Commentant la décision du magistrat délégué de la Cour d’appel d’ordonner des perquisitions chez Pierre Espérance et au siège du RNDDH, Me Madistin a qualifié la mesure « d’inutile, d’inopérante et de dangereux précédent ».

« La mesure est inutile parce qu’elle ne permettra pas au magistrat d’avancer dans la recherche de la vérité qui doit être sa seule motivation », a-t-il affirmé. Il estime également que la décision est « inopérante » en raison du caractère jugé trop vague du mandat de perquisition.

« Tout mandat de perquisition vague et imprécis équivaut à une absence de mandat et ne peut être exécuté », a soutenu Me Madistin, s’interrogeant sur la capacité de la DCPJ à déterminer elle-même « ce qui peut être utile à la manifestation de la vérité » dans une enquête criminelle.

L’avocat considère par ailleurs que cette décision constitue « un dangereux précédent » dans un contexte marqué, selon lui, par « un climat d’intolérance » envers le travail des défenseurs des droits humains.

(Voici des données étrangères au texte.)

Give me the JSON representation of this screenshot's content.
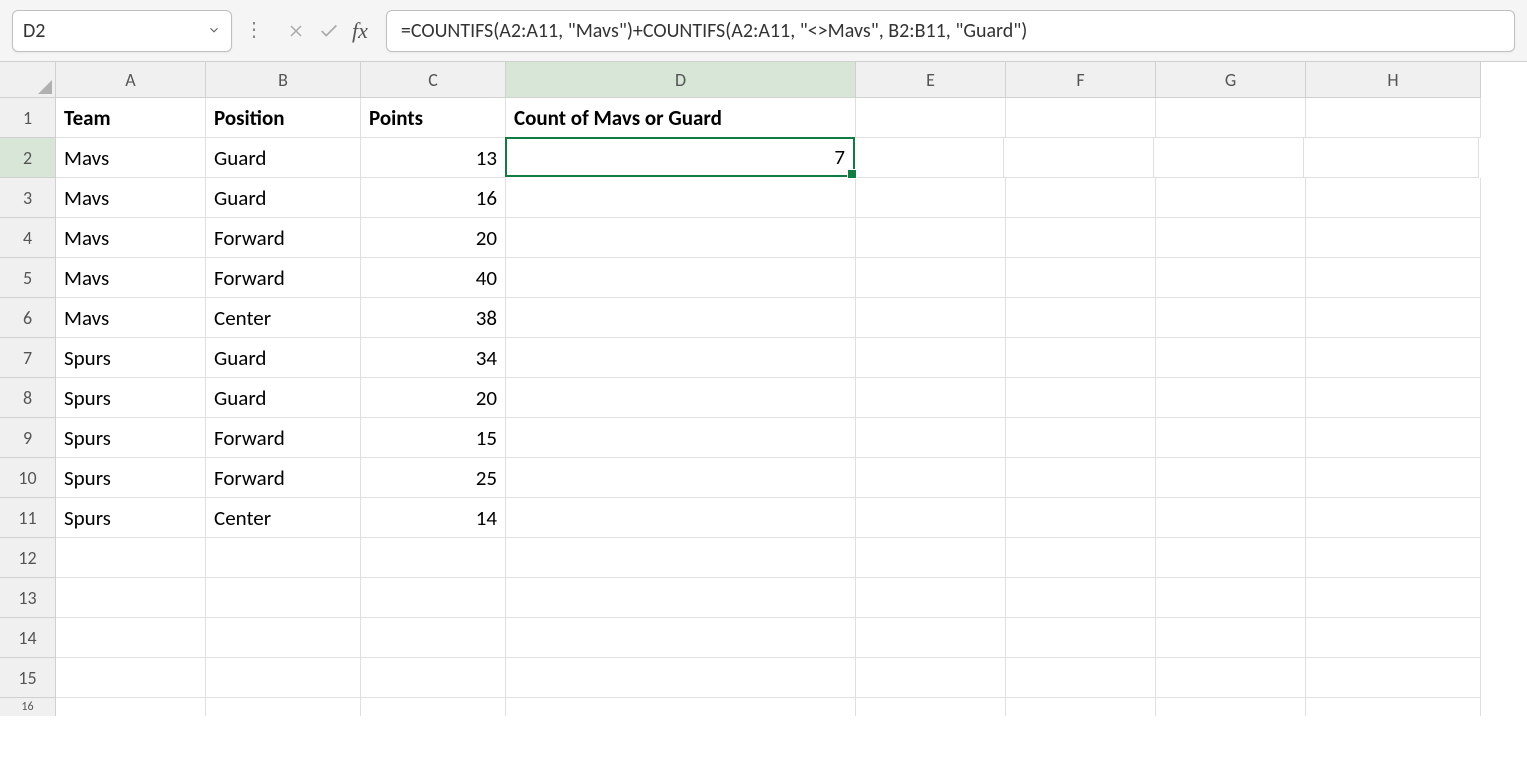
{
  "nameBox": {
    "value": "D2"
  },
  "formulaBar": {
    "value": "=COUNTIFS(A2:A11, \"Mavs\")+COUNTIFS(A2:A11, \"<>Mavs\", B2:B11, \"Guard\")"
  },
  "columns": [
    "A",
    "B",
    "C",
    "D",
    "E",
    "F",
    "G",
    "H"
  ],
  "selectedColumn": "D",
  "selectedRow": "2",
  "activeCell": "D2",
  "headers": {
    "A": "Team",
    "B": "Position",
    "C": "Points",
    "D": "Count of Mavs or Guard"
  },
  "rows": [
    {
      "num": "1",
      "A": "Team",
      "B": "Position",
      "C": "Points",
      "D": "Count of Mavs or Guard",
      "bold": true
    },
    {
      "num": "2",
      "A": "Mavs",
      "B": "Guard",
      "C": "13",
      "D": "7",
      "active": "D"
    },
    {
      "num": "3",
      "A": "Mavs",
      "B": "Guard",
      "C": "16",
      "D": ""
    },
    {
      "num": "4",
      "A": "Mavs",
      "B": "Forward",
      "C": "20",
      "D": ""
    },
    {
      "num": "5",
      "A": "Mavs",
      "B": "Forward",
      "C": "40",
      "D": ""
    },
    {
      "num": "6",
      "A": "Mavs",
      "B": "Center",
      "C": "38",
      "D": ""
    },
    {
      "num": "7",
      "A": "Spurs",
      "B": "Guard",
      "C": "34",
      "D": ""
    },
    {
      "num": "8",
      "A": "Spurs",
      "B": "Guard",
      "C": "20",
      "D": ""
    },
    {
      "num": "9",
      "A": "Spurs",
      "B": "Forward",
      "C": "15",
      "D": ""
    },
    {
      "num": "10",
      "A": "Spurs",
      "B": "Forward",
      "C": "25",
      "D": ""
    },
    {
      "num": "11",
      "A": "Spurs",
      "B": "Center",
      "C": "14",
      "D": ""
    },
    {
      "num": "12",
      "A": "",
      "B": "",
      "C": "",
      "D": ""
    },
    {
      "num": "13",
      "A": "",
      "B": "",
      "C": "",
      "D": ""
    },
    {
      "num": "14",
      "A": "",
      "B": "",
      "C": "",
      "D": ""
    },
    {
      "num": "15",
      "A": "",
      "B": "",
      "C": "",
      "D": ""
    }
  ],
  "partialRow": "16"
}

Me Madistin a invité le magistrat chargé du complément d’information à la Cour d’appel « à fermer ses oreilles aux cris des réseaux sociaux et de la presse, mauvaise conseillère », et à faire preuve de « sérénité » dans l’exercice de sa mission.

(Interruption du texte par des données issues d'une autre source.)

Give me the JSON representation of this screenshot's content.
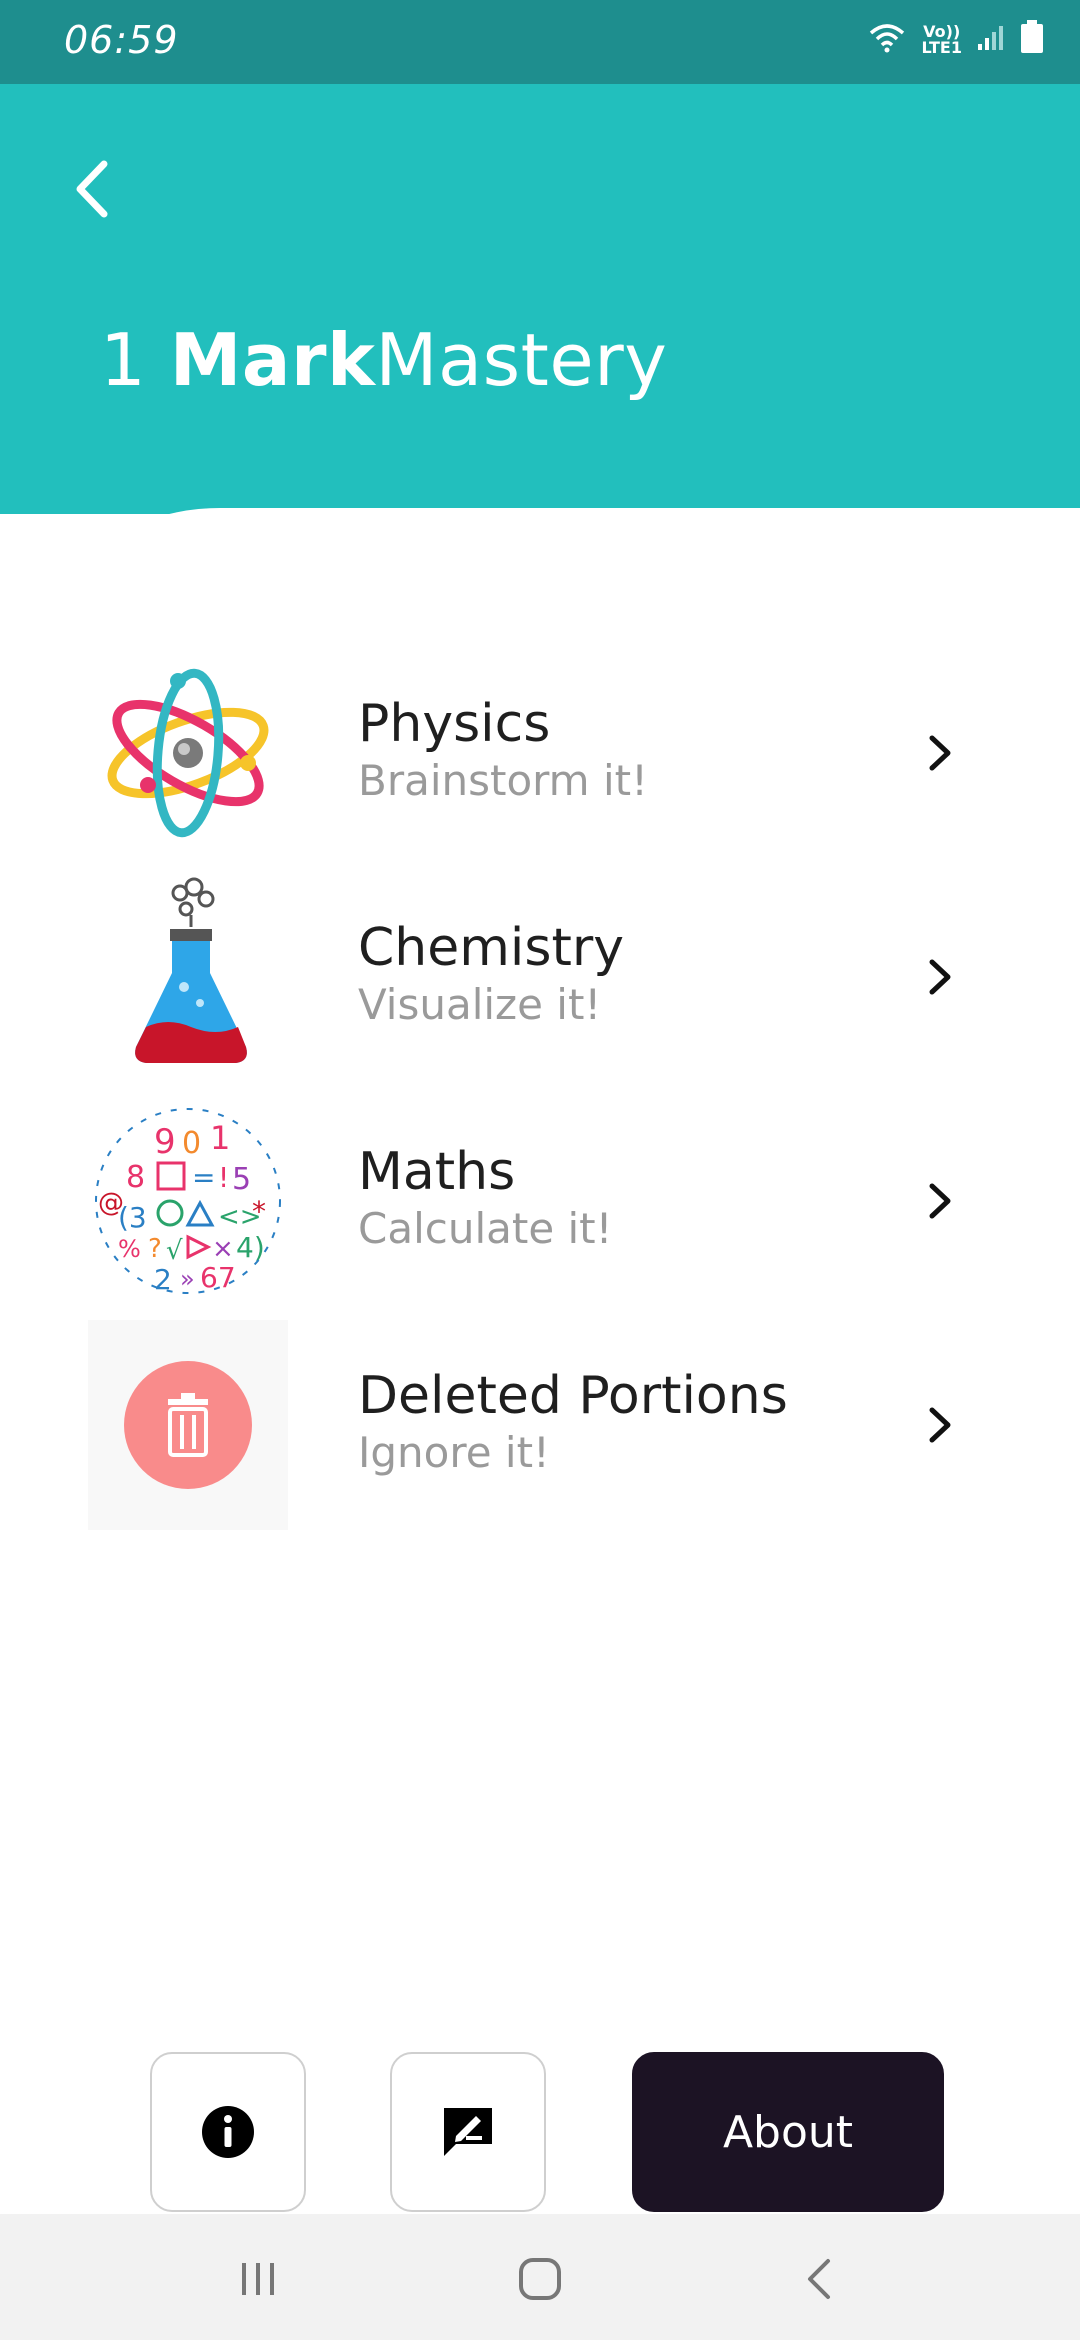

« La justice spectacle est nocive pour l’État de droit », a-t-il déclaré, estimant que « les juges doivent toujours se renfermer dans les voies étroites de la procédure et de la loi ».

L’avocat a également rappelé que la Cour d’appel de Port-au-Prince dispose d’un mandat limité dans ce dossier, le parquet n’ayant pas interjeté appel de l’ordonnance initiale.

« La Cour n’a pas l’autorité pour réaliser une nouvelle instruction, mais doit se renfermer dans le cadre de son mandat constitué par les dispositifs des actes d’appel des inculpés en réalisant un complément d’information », a expliqué Me Madistin.

Il a enfin mis en garde contre toute tentative visant à satisfaire l’opinion publique dans le traitement judiciaire de l’affaire.

« Toute tentation de plaire au public et de faire le jeu de ceux qui utilisent l’assassinat du président Moïse pour faire de l’agitation politique ne peut que ternir l’image de la justice haïtienne », a conclu le président de la FJKL.